A recent Pew survey shows that 81 percent of Americans say prayer is an important part of their daily lives, and the same number report that there will be a Judgment Day for us all. When asked if they agree with the statement, “I never doubt the existence of God,” fully 87 percent said yes. In a USA Today/CNN/Gallup poll, it was found that 78 percent of Americans favor prayer at school ceremonies, and 71 percent think it’s okay for a monument of the Ten Commandments to be in a public area. Moreover, almost half of all Americans attend a religious service once a week or more.

All this is good news for believers, but it is also true that their ranks have dwindled. For example, in 1972 nearly 63 percent of the population was Protestant; today the percentage is 52 or 56, depending on the survey. Catholics are about a quarter of the population today, registering only a slight change from 1972. The percent who are Jewish has been cut in half, having dropped from 3 percent to 1.5 percent. The biggest change, proportionately speaking, has been among “other” religions and non-believers: only 2 percent belonged to the “other” category in 1972, but today 6-7 percent do; non-believers have increased from 2 percent to between 9 and 14 percent today.

So what’s been going on and why does it matter? It is no secret that mainline Protestantism has been sidelined for the past thirty years. With the noticeable exception of evangelicals and fundamentalists, the big Protestant denominations have succumbed to the culture. To be specific, the Episcopalians, Presbyterians, Methodists and Lutherans have absorbed the values of the secular elites, thus forfeiting their once special status. All of the mainline Protestant denominations, for example, are pro-abortion, and in many cases aggressively so.

With regard to the “other” religions, there are more Muslims in the U.S. than there are Episcopalians, and it is debatable whether they have overtaken Jews (they will very soon, if they haven’t already). The decline in Protestants and Jews is due mostly to their abysmally low birth rates, as well as to their tendency to join the ranks of the non-believers (there has also been an increase in the number of Catholics who have moved into this category, but Catholic immigration—largely Latino—has pretty much kept pace); in the case of Jews, their intermarriage rate has also quickened.

It is the non-believers who are the problem. Not because they are non-believers—those without faith can certainly be good persons—but because this community has become increasingly hostile to religion in recent times. It is one thing to be indifferent to religion, quite another to bear an animus. Worse, secularists hostile to religion are highly overrepresented in those jobs that shape our culture: college faculties, the media, the book publishing industry, Hollywood, non-profit public interest organizations, the foundations—all are top heavy with men and women who don’t look kindly on religion.

This divide is evident in politics as well. Unfortunately for John Kerry, the secular elites have stopped his campaign from reaching out to people of faith. According to Geoffrey Layman, a University of Maryland professor who has authored a book on this subject, “secularists have become an increasing portion of the Democratic electoral coalition and especially the party’s activist base.” Mike McCurry, former press secretary to Bill Clinton, explains why: “Because we want to be politically correct, in particular being sensitive to Jews, that’s taken the party to a direction where faith language is soft and opaque.”

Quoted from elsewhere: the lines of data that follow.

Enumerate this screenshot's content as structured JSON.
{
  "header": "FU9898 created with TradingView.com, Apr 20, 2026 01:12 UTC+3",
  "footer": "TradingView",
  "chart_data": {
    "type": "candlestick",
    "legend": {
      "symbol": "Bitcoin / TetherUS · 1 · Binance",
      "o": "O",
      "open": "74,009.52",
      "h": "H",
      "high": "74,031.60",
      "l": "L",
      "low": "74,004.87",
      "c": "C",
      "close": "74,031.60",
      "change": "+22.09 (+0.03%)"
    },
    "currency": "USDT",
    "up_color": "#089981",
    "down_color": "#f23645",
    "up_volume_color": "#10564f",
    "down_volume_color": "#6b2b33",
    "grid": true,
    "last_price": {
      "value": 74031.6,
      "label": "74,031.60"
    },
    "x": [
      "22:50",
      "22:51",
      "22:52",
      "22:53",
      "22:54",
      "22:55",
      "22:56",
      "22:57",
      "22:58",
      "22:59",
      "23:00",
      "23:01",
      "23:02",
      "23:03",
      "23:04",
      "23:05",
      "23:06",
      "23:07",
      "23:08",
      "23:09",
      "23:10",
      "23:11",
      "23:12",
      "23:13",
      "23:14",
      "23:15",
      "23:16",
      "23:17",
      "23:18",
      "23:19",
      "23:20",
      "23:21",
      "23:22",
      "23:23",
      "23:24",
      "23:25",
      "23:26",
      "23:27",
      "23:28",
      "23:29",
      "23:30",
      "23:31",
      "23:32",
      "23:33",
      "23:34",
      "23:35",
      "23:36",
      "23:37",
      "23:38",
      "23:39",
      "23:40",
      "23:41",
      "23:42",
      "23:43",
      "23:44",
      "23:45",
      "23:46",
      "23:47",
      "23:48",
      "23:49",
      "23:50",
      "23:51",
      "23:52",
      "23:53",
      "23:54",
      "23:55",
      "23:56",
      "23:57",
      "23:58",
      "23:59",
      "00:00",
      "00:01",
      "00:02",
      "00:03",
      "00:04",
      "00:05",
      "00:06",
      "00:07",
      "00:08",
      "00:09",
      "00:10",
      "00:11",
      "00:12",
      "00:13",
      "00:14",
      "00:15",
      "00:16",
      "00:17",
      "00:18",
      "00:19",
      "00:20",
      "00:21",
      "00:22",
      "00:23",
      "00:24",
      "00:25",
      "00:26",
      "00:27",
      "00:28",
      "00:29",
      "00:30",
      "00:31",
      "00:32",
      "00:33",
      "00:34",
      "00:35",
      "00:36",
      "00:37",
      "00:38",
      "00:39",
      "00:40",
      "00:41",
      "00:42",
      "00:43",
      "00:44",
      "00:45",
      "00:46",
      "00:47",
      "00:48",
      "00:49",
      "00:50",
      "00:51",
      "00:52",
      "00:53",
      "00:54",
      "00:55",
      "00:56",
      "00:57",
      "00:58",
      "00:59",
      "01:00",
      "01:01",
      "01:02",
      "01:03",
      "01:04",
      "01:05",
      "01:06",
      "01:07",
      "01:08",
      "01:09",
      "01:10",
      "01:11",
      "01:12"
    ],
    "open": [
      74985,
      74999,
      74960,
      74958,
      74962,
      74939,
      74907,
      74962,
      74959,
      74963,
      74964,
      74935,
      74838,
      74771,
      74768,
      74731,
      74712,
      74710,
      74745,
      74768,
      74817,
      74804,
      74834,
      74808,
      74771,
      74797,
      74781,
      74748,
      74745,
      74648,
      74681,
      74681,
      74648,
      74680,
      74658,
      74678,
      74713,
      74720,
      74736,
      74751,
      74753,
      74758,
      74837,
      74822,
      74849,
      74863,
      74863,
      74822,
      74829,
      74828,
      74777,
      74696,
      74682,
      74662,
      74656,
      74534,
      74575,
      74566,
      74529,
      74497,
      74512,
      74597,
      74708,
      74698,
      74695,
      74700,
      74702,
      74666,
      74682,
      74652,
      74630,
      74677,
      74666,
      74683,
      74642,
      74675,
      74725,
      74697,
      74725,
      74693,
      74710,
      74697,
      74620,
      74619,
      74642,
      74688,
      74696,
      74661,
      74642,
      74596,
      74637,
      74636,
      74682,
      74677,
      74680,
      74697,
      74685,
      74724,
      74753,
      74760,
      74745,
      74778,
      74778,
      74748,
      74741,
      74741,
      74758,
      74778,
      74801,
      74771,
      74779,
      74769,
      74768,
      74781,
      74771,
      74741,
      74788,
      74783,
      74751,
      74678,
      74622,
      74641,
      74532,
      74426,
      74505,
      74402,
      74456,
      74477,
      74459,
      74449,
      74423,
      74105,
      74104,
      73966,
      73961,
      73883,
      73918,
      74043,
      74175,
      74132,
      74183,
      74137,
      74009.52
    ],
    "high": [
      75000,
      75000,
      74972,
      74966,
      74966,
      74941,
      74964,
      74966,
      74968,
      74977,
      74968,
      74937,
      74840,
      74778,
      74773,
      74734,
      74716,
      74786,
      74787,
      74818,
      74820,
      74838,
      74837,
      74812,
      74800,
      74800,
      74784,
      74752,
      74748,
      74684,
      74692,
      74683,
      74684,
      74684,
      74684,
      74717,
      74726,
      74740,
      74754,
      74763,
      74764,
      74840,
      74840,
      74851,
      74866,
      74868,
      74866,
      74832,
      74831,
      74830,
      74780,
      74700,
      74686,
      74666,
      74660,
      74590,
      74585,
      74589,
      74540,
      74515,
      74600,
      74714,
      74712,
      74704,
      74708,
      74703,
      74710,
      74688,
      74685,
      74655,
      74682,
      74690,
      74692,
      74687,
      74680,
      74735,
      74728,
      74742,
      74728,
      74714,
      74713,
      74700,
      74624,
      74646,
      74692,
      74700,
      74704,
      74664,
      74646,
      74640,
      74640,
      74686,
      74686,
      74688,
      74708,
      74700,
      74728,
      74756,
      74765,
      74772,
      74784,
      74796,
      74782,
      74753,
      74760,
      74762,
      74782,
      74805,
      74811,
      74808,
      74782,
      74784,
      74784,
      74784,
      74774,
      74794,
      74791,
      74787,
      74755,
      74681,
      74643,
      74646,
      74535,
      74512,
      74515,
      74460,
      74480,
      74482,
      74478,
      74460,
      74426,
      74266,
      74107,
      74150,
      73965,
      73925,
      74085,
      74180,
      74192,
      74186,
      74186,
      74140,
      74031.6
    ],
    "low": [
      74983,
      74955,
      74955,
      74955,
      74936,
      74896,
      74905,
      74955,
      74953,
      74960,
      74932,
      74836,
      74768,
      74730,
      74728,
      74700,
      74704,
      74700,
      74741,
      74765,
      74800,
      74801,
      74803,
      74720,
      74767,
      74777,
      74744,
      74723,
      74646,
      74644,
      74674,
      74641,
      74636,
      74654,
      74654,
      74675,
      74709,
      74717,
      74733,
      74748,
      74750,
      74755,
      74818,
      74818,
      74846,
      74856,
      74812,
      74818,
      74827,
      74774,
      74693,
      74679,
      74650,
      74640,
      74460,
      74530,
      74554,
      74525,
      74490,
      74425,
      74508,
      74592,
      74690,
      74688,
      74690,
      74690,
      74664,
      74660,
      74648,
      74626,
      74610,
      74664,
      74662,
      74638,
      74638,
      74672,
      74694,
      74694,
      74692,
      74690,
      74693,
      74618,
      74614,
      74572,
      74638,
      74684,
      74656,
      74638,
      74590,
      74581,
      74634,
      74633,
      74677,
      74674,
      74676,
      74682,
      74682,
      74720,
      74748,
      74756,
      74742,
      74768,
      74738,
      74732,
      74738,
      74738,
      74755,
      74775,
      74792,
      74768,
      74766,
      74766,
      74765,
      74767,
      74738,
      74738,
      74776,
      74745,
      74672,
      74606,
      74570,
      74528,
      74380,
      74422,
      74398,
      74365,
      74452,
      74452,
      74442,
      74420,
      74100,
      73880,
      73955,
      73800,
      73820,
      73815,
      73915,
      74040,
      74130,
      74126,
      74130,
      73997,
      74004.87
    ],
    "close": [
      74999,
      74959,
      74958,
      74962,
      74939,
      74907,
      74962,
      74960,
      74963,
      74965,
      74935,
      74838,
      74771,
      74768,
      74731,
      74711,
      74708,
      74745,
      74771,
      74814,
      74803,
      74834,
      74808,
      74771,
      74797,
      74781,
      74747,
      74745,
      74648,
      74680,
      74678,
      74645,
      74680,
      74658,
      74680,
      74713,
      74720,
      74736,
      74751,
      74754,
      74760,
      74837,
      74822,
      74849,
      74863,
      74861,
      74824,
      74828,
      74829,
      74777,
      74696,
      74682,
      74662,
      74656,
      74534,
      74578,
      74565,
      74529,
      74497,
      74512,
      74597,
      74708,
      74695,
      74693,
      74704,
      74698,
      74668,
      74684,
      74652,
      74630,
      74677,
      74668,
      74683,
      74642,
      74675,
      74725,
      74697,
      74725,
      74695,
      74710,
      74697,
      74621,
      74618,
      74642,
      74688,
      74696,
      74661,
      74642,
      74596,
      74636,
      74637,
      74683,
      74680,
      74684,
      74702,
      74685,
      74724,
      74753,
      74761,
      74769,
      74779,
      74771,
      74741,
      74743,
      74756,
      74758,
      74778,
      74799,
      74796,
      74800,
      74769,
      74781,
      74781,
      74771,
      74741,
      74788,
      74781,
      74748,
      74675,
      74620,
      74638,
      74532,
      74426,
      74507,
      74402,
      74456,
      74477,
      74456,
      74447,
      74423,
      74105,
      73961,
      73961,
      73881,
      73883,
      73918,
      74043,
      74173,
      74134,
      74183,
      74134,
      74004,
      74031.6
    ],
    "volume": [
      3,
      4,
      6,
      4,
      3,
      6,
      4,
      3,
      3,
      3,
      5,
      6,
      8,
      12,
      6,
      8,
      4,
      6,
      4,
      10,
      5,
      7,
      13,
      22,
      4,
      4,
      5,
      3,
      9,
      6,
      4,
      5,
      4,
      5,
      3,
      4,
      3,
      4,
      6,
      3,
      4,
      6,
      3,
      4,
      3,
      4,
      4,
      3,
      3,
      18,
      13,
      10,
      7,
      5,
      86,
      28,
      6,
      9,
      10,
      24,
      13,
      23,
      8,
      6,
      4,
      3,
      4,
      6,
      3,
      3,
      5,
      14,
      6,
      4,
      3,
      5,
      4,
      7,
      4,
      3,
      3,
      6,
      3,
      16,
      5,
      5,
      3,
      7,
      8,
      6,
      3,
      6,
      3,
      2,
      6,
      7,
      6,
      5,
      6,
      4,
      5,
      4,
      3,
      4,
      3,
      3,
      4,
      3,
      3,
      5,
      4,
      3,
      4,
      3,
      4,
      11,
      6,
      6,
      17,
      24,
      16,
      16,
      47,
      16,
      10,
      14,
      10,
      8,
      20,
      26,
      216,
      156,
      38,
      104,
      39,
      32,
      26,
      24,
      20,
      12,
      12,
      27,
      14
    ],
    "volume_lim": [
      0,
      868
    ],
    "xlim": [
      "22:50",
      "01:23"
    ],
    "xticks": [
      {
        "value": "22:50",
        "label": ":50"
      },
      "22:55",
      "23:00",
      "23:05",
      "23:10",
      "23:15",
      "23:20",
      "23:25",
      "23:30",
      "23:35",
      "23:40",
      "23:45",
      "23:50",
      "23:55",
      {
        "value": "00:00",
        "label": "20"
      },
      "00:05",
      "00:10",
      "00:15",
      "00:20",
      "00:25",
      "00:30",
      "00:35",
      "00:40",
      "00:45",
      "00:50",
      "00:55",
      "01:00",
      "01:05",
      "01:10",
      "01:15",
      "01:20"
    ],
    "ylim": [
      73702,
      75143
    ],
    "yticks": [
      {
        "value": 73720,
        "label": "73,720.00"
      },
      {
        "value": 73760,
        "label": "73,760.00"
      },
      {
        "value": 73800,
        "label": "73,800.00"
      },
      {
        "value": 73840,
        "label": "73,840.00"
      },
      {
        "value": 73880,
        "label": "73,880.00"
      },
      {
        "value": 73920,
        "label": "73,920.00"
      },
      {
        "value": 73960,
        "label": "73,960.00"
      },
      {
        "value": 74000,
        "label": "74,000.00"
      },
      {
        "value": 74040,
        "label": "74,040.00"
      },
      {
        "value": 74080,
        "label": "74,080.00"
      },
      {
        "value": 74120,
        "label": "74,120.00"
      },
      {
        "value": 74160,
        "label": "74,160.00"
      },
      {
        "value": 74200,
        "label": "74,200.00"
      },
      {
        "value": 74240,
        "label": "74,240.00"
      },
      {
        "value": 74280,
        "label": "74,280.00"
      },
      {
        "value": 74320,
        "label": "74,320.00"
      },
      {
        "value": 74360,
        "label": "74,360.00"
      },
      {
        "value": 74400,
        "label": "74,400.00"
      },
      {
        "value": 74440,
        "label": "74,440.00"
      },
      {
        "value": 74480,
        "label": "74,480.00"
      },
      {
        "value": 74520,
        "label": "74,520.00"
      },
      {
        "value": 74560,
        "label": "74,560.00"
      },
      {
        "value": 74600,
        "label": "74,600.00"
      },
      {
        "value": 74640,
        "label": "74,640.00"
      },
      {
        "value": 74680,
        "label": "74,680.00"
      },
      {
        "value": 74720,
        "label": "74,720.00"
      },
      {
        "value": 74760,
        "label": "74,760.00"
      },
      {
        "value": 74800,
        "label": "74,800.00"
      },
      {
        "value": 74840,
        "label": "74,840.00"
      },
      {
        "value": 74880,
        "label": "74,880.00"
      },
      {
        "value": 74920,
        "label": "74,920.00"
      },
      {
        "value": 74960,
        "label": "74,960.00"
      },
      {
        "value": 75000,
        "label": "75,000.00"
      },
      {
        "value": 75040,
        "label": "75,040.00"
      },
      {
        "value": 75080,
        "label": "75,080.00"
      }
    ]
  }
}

It’s not as though some Democrats working for Kerry haven’t tried. “Every time something with religious language got sent up a flagpole, it got sent back down, stripped of religious language,” said one Democratic operative. Kenneth Wald, a political scientist and director of the Center for Jewish Studies at the University of Florida, was just as blunt as McCurry: “There is a very strong tendency within the Jewish community to be worried about the people who are supporting Bush and Bush’s tendency to promote Christian values from the bully pulpit.”

Politics aside, the Catholic League has a dog in this fight. The secularists may be strategically positioned in the culture war, but we are not exactly without influence. And it is not in our constitution to ever run away from a fight.